Tomatoes, yes, though no mention of potatoes, and even a larger oversight, in my opinion, potato chips.

But finally, and almost too late, the experts recommend I eat dark chocolate. As it happens, I eat chocolate, both dark and whatever the opposite is, several times a day, and have eaten large quantities of it since before I could talk. When I read that, I started to cheer up a bit. Especially at the news that dark chocolate is good for brain health. I could probably make use of a healthier brain.

Come to think of it, I think all this advice is paying off, as I have already lived longer than the time it took me to read this article.
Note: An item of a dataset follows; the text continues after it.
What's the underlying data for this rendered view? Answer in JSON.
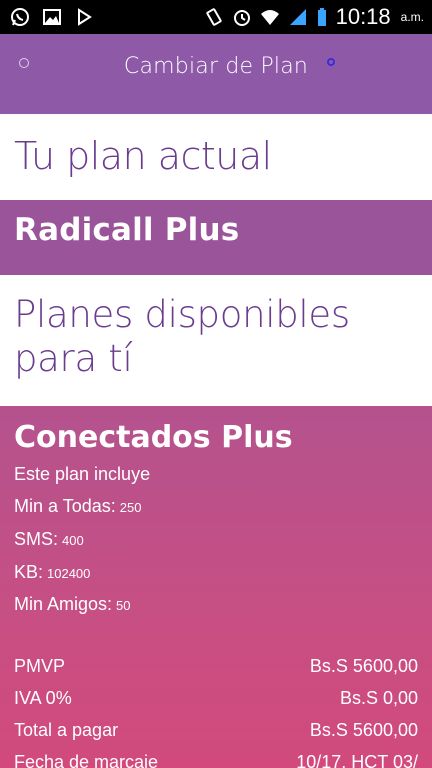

But I am cautious and I worry. I just hope I live long enough to finish writing this story. If it ends in mid-sentence, do me a favour, please, and call an ambulance.

As I was saying, the

©2024 Jim Hagarty

Author: Jim Hagarty

I am a 72-year-old retired journalist, busy recovering from a lifelong career as an unretired journalist. This year marks a half century of my scratching out little fables about life. My interests include genealogy, humour and music. I live in a little blue shack in Canada and spend most of my time trying to stay out of trouble. I am not that good at it. I also spent years teaching journalism. Poor state of journalism today: My fault. I have a family I don't deserve, a dog that adores me, and two cars the junk yard refuses to accept. My prized possessions include my old guitar and a razor my Dad gave me when I was 14 and which I still use when I bother to shave. Oh, and my great-great-grandfather's blackthorn stick he brought from Ireland in the 1850s. I have only one opinion but it is a good one: People take too many showers.